Читаем День денег. Гибель гитариста. Висельник полностью

— Это как? — оторопел Парфен. Удивился и Писатель.

— А так! Бумажка она и есть бумажка. А душа моя — при мне!

— Нет, но ты же собственноручно: продаю душу черту — и подпись!

— Подпись моя, а насчет продажи — отпечатано компьютером! Мало ли, может, меня пытали! Обманом подпись добыли! Бог, он правду всегда узнает! И оступившегося простит, а искусителей накажет!

С этими словами Димыч достал демонстрировавшийся уже крестик и со смертной силой веры поцеловал его, а на людишек, стоявших перед ним, посмотрел черными глазами несмирившегося пророка.

И Писатель с Парфеном, не нашедши, что сказать, удалились от него.

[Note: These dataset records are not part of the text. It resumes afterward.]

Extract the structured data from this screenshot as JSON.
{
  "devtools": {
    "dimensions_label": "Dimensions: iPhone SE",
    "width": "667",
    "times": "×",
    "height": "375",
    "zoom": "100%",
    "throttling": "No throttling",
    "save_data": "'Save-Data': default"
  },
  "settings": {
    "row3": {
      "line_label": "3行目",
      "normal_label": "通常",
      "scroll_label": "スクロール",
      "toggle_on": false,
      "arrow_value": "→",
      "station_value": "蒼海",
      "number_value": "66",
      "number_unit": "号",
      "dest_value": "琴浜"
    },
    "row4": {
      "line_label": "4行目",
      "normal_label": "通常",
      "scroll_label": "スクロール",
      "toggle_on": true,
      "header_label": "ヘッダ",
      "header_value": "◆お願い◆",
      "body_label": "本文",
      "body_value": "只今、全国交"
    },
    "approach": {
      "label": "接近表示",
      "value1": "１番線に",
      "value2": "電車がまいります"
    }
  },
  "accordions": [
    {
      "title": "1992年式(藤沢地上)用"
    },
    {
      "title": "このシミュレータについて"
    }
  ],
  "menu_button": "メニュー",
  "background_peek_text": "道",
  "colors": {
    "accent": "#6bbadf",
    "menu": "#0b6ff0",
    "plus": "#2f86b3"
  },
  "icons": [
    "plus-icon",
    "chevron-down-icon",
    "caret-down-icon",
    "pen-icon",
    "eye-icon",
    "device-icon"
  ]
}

— Ты чего от него хотел-то? — спросил Писатель Парфена. — Вы работаете, что ли, вместе?

— Ну. И он немало мне подлостей устраивал. То есть я подозревал. Что он сволочь вообще. Захотел проверить.

— Сволочь — и даже очень, — сказал Писатель.

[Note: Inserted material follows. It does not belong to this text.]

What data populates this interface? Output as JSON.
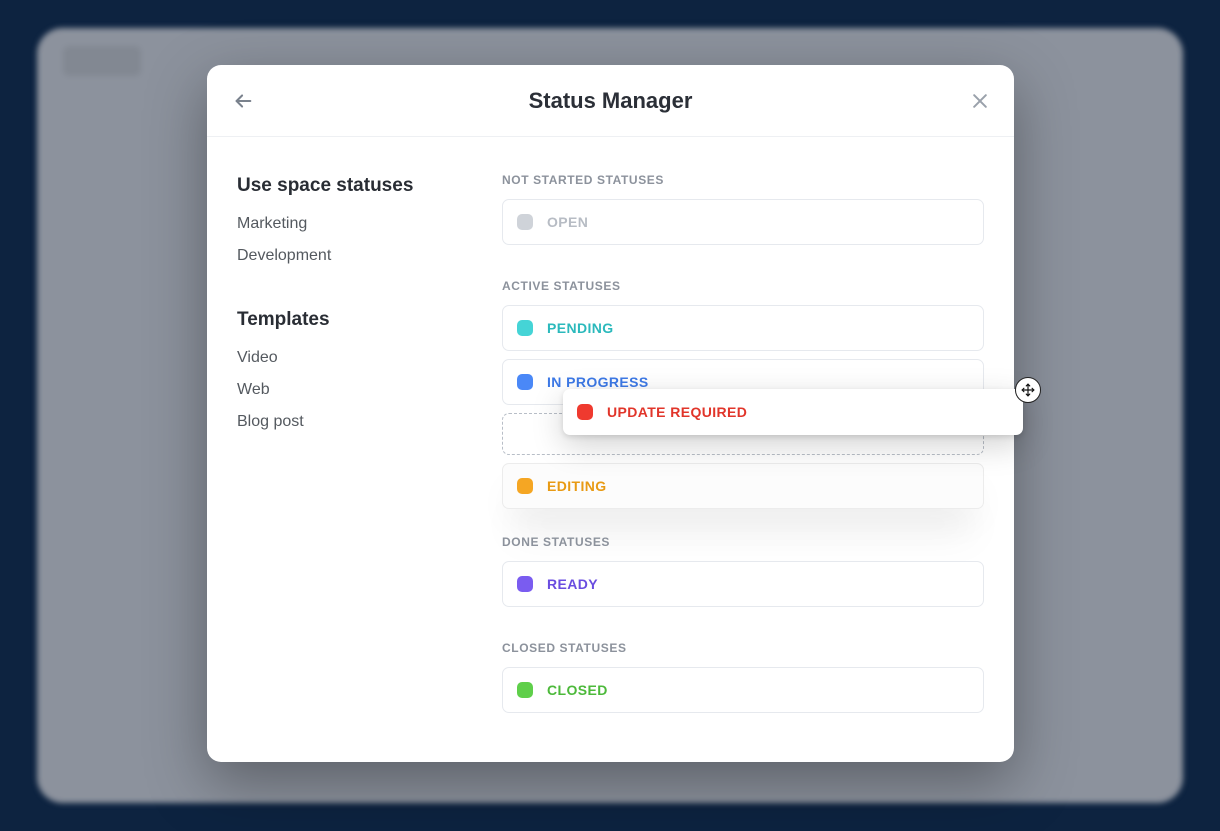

— А мне-то что? — закричал Парфен человеческим голосом, каким в коридорах власти кричать не принято (впрочем, и любым иным). — Что, я и без того не знал? Зачем замарался? А сам я не сволочь? Женщину сегодня за тыщу хотел купить — с душой и всем прочим! А ты — не сволочь?

— Сволочь, — согласился Писатель.

— Так что ж мы херней-то занимаемся? То благодетели, то искусители! Да нормальные люди что делают? Они основное прячут, а на часть начинают душу отводить, праздновать, безобразничать! До самого дна подлости доходят! Ты писателем считаешь себя, ты должен все насквозь пройти до последний степени низости, чтобы на своей шкуре… До самого, повторяю, дна!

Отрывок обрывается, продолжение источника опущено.